U.S. stocks plunged nearly 2 percent or more on Monday with the Dow and S&P 500 wiping out gains for the year on escalating tensions between Greece and its creditors. ( Tweet This )
"I think the uncertainty around Greece is just making people skittish and we haven't had a meaningful pullback for some time," said Ben Pace, chief investment officer at HPM Partners. "It's hard for anybody to fight this uncertainty."
"It should be a reasonably isolated situation but we don't know that for sure," he said.
The Dow Jones industrial average closed 1.95 percent lower, falling below its 200-day moving average, with Visa and DuPont leading nearly all blue chips lower. The index is 1.27 percent lower year-to-date.
The Nasdaq Composite fell more than 120 points, or 2.4 percent, to end below 5,000 for the first time since May 13, with biotechs and Apple both more than 1 percent lower.
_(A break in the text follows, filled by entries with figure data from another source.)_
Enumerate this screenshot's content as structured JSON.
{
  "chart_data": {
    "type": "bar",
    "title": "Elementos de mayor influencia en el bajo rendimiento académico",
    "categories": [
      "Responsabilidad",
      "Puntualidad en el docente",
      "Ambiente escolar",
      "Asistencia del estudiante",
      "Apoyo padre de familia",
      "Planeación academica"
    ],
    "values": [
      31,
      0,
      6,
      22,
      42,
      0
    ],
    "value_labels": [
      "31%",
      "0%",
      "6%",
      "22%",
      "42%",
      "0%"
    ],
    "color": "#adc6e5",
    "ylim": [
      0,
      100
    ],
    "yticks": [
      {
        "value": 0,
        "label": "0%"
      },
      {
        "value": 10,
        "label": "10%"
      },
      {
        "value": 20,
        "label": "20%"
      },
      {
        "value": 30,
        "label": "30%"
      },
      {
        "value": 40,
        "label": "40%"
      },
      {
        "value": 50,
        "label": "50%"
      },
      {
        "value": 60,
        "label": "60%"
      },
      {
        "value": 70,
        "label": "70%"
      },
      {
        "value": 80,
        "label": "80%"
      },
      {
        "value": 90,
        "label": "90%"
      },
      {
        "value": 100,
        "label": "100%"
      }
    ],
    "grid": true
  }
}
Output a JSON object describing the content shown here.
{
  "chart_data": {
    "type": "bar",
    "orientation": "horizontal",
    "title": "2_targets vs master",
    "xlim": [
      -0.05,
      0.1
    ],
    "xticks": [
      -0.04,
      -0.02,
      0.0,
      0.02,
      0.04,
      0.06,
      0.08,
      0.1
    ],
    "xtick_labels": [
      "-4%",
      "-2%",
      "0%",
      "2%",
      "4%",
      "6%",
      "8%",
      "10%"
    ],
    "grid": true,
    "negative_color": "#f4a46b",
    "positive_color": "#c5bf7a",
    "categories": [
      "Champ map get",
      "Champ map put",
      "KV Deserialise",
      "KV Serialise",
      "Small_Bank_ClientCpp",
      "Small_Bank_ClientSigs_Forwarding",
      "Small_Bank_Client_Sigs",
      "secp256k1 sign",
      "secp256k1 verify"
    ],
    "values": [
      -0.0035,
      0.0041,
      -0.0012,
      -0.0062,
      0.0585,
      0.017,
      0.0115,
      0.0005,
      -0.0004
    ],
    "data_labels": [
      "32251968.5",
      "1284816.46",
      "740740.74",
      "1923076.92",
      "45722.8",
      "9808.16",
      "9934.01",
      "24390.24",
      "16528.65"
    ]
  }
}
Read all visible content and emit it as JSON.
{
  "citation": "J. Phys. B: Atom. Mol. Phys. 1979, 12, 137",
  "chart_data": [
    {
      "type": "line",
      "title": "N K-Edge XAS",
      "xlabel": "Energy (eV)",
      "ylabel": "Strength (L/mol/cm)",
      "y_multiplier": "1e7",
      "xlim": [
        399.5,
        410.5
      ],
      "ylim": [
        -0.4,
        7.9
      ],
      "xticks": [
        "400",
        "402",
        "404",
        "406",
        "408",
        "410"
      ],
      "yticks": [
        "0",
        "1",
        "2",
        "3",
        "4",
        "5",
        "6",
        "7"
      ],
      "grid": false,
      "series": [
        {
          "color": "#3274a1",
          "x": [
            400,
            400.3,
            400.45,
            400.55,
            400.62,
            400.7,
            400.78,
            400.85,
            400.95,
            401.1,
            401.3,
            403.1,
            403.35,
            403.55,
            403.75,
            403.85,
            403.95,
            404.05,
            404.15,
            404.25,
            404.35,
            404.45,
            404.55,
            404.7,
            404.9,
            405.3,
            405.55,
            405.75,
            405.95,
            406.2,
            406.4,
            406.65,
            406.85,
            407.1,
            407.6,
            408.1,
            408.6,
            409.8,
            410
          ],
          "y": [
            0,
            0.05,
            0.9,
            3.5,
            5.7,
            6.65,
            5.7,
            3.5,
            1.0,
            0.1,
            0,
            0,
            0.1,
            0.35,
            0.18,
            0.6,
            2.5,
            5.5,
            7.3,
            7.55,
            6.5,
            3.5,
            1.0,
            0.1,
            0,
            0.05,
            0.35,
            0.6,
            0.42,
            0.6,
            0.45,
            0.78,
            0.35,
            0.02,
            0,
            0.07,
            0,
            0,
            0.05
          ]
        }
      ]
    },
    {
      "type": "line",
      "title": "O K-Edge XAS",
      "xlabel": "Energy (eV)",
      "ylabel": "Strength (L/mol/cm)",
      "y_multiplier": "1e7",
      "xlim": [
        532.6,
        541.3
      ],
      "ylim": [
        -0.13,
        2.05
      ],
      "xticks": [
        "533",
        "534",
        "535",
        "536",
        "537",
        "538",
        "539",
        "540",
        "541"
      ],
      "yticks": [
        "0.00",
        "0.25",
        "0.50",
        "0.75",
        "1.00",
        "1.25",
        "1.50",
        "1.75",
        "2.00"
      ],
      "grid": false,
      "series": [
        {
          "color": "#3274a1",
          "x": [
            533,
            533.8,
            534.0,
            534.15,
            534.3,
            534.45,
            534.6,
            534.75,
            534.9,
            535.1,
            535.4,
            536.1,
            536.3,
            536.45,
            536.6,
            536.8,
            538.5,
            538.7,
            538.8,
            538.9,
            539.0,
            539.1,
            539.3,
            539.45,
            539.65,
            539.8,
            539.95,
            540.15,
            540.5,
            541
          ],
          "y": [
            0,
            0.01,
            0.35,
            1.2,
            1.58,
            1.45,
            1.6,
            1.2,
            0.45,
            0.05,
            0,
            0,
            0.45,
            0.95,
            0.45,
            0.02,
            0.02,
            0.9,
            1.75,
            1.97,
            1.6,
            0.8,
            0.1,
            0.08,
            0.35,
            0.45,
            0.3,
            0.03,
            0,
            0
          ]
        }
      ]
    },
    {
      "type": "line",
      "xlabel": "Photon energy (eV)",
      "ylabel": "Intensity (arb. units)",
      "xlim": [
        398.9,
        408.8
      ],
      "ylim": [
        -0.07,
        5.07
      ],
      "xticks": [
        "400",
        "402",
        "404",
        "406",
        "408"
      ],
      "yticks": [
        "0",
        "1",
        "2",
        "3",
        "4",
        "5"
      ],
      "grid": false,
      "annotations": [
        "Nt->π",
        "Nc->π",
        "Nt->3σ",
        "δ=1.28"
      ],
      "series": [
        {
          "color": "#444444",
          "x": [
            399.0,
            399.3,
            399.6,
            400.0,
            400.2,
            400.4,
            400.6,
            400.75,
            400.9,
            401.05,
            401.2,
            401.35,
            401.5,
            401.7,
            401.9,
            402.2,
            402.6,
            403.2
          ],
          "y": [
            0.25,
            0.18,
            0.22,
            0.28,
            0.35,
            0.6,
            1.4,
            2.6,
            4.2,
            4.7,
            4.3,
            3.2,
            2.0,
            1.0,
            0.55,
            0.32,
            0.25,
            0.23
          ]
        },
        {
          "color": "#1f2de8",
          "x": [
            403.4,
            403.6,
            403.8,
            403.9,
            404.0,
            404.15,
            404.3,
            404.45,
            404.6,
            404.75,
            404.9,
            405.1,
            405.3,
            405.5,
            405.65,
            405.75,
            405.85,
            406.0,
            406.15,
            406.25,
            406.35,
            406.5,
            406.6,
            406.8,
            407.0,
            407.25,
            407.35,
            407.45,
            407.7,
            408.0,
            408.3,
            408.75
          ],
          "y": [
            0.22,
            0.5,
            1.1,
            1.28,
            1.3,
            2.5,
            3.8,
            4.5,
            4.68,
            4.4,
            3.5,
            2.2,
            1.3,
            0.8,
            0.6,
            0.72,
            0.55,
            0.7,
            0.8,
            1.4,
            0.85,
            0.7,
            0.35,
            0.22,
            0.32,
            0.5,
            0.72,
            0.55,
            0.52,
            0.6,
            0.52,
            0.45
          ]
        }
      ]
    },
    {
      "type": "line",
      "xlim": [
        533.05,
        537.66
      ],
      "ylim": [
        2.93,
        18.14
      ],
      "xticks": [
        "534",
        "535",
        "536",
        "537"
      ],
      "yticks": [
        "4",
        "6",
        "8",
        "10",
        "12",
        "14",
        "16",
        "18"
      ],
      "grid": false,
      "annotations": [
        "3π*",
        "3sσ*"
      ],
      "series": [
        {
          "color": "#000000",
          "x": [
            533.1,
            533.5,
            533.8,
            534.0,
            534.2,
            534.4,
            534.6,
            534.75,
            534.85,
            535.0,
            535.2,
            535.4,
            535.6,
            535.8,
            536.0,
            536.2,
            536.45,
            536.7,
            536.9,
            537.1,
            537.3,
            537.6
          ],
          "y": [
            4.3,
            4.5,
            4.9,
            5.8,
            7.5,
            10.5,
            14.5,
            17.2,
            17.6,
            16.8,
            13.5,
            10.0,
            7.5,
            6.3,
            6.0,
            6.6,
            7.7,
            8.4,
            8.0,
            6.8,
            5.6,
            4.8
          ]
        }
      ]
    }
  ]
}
The last time the index dipped below the psychologically key level was June 15.
The S&P 500 declined more than 2 percent for the first time in 2015 with financials tumbling about 2.4 percent to lead all ten sectors lower. The index fell into negative territory for the year, off 0.06 percent.
Stocks extended losses in late-afternoon trade as Greece Prime Minister Alexis Tsipras said the stronger the rejection of the creditor deal, the stronger the Greek hand in the talks. He added that the aim for the referendum is to bring continuation of negotiations with lenders.
S&P downgraded Greece to "CCC-" and said in a Reuters report that the probability of the country exiting the euro zone is now about 50 percent. Earlier, a Greek official told Reuters in midday trade ET that the country will not pay its loan due to the International Monetary Fund on Tuesday.
The CBOE Volatility Index (VIX), widely considered the best gauge of fear in the market, jumped more than 36 percent to above 19. The surge is the largest one-day move so far this year.
"The VIX index is continuing to move higher, suggesting investors are reaching a 'Fear Level Crisis,'" Peter Cardillo, chief market economist at Rockwell Global Capital, said in a note. "This level of high volatility is poised to feed on itself, thereby threatening major support levels."
Art Hogan, chief market strategist at Wunderlich Securities, was watching to see if the S&P 500 could hold its 200-day moving average of 2,053.55. The index closed just 4 points above it. Earlier in the day, the index broke through the 2,070 support level that many analysts were watching.
"You've got a lot of influences coming in, some expected and some unexpected. In the aggregate that's going to keep alot of pressure on markets both internationally and domestically," Hogan said.
In addition to capital controls in Greece, Puerto Rico's governor said the commonwealth cannot pay its debt of about $72 billion.
"I think that's obviously another issue," said Quincy Krosby, market strategist at Prudential Financial. "I think it's probably ancillary to Greece right now—part of the cross currents."
Mainland Chinese markets entered bear market territory, with the Shanghai Composite closing 3.3 percent lower on Monday despite initial attempts at gains following the central bank's rate cut over the weekend.
"For the most part the United States and U.S. equities are pretty well insulated from the crisis in Greece," said Jack Ablin, chief investment officer at BMO Private Bank. He said the issues in Europe are more political.
Stocks pared opening losses in mid-morning trade. It's "better than expected, not as bad as possibly feared," said Robert Pavlik, chief market strategist at Boston Private Wealth. "This is a knee-jerk reaction and one that will work itself out. ... In the grand scheme of things (Greece) is not a big deal for the global economy."
Pavlik said the declines presented more of a buying opportunity, especially in financials, consumer discretionary, health care and technology.
"The U.S. market has held up fairly well compared with everything overnight," Krosby said. "(Currency) hasn't been screaming 'Armageddon,' nor has the bond market."
The dollar reversed to trade more than half a percent lower, while the euro turned positive to top $1.12. Earlier, the euro fell below $1.10 to a one-month low.
Treasury yields declined, with the U.S. 10-year yield near 2.32 percent, while the 2-year yield was 0.64 percent in morning trade. The German 10-year bund yield was 0.80 percent.